CollectはPrometheusサーバがスクレイピングする際に呼び出されます。
実装
それでは具体的な実装をしていきます。今回は
- goroutineの数
- threadの数
をゲージとして取得できるコレクタを用意します。
collectorの構造体
計測したい値を*prometheus.Desc
型のフィールドで用意します。
prometheus.NewDesc()で生成可能です。
type collector struct { goroutinesDesc *prometheus.Desc threadsDesc *prometheus.Desc } func newCollector() *collector { return &collector{ goroutinesDesc: prometheus.NewDesc( "goroutines", "Number of goroutines that currently exist.", nil, nil), threadsDesc: prometheus.NewDesc( "threads", "Number of OS threads created.", nil, nil), } }
Collectorインタフェースの実装
Describeの方は簡単で、フィールドの値をchannelにただ渡すだけです。
func (c *collector) Describe(ch chan<- *prometheus.Desc) { ch <- c.goroutinesDesc ch <- c.threadsDesc }
Collect()の方ではメトリクスのためのデータを揃え、時には加工してフィールドに入れます。

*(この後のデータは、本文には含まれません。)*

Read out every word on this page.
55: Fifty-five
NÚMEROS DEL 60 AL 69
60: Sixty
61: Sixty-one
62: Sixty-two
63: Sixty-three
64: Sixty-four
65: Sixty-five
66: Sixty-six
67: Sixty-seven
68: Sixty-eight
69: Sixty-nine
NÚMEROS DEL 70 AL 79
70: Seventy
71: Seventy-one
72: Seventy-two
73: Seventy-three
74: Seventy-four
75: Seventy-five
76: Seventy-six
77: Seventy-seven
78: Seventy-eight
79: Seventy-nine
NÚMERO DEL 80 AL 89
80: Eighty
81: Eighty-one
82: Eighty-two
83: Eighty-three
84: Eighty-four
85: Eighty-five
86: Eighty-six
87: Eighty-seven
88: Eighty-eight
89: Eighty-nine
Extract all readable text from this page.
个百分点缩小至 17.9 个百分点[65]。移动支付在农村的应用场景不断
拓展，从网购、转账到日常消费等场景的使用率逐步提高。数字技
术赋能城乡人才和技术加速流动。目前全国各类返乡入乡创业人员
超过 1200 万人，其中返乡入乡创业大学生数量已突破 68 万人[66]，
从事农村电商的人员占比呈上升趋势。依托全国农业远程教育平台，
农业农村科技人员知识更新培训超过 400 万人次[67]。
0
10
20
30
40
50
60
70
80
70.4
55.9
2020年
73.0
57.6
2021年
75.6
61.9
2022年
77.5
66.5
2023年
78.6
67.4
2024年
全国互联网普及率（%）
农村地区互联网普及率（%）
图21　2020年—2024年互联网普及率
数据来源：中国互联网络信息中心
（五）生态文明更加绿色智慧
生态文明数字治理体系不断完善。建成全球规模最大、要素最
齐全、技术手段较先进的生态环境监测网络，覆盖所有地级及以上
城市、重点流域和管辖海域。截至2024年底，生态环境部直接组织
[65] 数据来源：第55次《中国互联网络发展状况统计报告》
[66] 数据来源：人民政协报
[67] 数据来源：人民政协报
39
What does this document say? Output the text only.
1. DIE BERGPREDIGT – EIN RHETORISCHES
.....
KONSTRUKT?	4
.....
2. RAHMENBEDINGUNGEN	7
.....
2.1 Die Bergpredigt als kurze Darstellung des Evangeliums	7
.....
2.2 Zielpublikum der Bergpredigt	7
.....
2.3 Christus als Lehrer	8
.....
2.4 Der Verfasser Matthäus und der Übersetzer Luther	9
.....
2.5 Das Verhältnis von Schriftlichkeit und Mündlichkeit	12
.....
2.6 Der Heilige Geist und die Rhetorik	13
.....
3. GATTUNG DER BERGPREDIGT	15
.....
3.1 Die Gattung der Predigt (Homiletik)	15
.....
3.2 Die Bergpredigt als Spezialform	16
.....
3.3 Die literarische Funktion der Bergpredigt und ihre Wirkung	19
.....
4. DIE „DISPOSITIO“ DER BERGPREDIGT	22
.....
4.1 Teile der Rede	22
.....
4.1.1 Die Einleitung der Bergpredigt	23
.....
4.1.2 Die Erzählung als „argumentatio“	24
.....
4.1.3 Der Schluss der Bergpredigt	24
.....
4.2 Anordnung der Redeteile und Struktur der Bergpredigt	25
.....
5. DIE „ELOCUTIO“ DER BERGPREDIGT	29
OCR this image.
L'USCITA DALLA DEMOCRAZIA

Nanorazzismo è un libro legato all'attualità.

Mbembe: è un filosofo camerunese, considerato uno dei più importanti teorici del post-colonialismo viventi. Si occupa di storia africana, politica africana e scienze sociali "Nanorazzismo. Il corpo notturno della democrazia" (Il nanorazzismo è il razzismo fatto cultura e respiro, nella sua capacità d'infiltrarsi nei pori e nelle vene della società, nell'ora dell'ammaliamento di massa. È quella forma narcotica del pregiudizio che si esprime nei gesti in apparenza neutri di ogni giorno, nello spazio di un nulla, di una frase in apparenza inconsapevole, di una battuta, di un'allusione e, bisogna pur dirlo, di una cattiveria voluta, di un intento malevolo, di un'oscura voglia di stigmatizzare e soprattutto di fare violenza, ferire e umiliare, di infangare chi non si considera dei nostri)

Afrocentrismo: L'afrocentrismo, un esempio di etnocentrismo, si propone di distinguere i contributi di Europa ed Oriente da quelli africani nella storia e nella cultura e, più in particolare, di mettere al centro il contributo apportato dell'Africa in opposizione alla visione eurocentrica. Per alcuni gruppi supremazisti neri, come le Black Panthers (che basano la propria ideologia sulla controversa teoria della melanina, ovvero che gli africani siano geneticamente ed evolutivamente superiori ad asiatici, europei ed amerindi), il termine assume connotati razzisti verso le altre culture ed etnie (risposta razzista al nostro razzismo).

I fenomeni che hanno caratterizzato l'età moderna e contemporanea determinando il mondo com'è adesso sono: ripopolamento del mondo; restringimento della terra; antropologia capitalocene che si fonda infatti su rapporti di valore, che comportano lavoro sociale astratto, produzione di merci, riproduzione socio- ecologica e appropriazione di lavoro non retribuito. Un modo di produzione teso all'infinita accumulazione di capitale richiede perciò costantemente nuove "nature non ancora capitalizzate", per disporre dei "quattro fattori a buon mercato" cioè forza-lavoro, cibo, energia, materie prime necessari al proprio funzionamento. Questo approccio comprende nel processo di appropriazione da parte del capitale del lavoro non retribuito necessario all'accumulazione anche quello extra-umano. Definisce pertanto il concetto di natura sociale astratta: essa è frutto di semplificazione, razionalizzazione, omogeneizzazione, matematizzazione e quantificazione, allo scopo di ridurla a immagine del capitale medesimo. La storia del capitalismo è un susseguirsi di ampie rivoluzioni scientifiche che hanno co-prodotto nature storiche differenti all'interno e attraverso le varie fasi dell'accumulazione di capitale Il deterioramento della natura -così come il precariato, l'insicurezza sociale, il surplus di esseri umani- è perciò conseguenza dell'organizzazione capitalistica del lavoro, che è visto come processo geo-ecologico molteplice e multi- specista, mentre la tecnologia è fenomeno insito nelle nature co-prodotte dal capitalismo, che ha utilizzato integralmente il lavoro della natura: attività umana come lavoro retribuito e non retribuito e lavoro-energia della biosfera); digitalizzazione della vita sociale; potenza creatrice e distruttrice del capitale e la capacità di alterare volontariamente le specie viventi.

prometheus.MustNewConstMetric()を使って渡します。
func (c *collector) Collect(ch chan<- prometheus.Metric) { ch <- prometheus.MustNewConstMetric(c.goroutinesDesc, prometheus.GaugeValue, float64(runtime.NumGoroutine())) n, _ := runtime.ThreadCreateProfile(nil) ch <- prometheus.MustNewConstMetric(c.threadsDesc, prometheus.GaugeValue, float64(n)) }
引数に入れる値のタイプとしては以下の3つがあります。
タイプ | いつ使うか |
---|---|
GaugeValue | ゲージの時 |
CounterValue | カウンタの時 |
UntypedValue | カウンタかゲージかがはっきりしない時 |
expose
Prometheusが監視対象のメトリクスをPullできるよう/metrics
のエンドポイントを用意します。
func main() { reg := prometheus.NewRegistry() reg.MustRegister(newCollector()) http.Handle("/metrics", promhttp.HandlerFor(reg, promhttp.HandlerOpts{})) log.Fatal(http.ListenAndServe(":8080", nil)) }
動作検証
起動してhttp://localhost:8080/metrics
にアクセスすると、以下のようにgoroutineとthreadのメトリクスが取得できました。
direct instrumentationかカスタムコレクタか
direct instrumentationかカスタムコレクタか悩む時があります。
例えばグローバル変数など内部statsを用意して、外部statsやイベントのデータを内部statsに反映、それをカスタムコレクタとして公開することができます。
通常このアプローチはdirect instrumentationですが、上記のようにカスタムコレクタとしても実現できます。
しかし基本的に内部で値を保持するものに関してはdirect instrumentationが良いです。
というのもグローバル変数など内部で状態を持つ場合にカスタムコレクタを使うと、write(値の更新)とread(スクレイピング)を自前で実装するため、race conditionが発生しないようatomic packageを使うなど考慮が必要です。
direct instrumentationはクライアントライブラリで提供されているので、内部で値を持ちますが↑のような課題はライブラリ側でよろしくやってくれるので意識する必要がありません。
ref: Writing exporters | Prometheus
サンプルコード
今回のサンプルコードはこちらです。
まとめ
Prometheusでカスタムコレクタを作る方法を説明しました。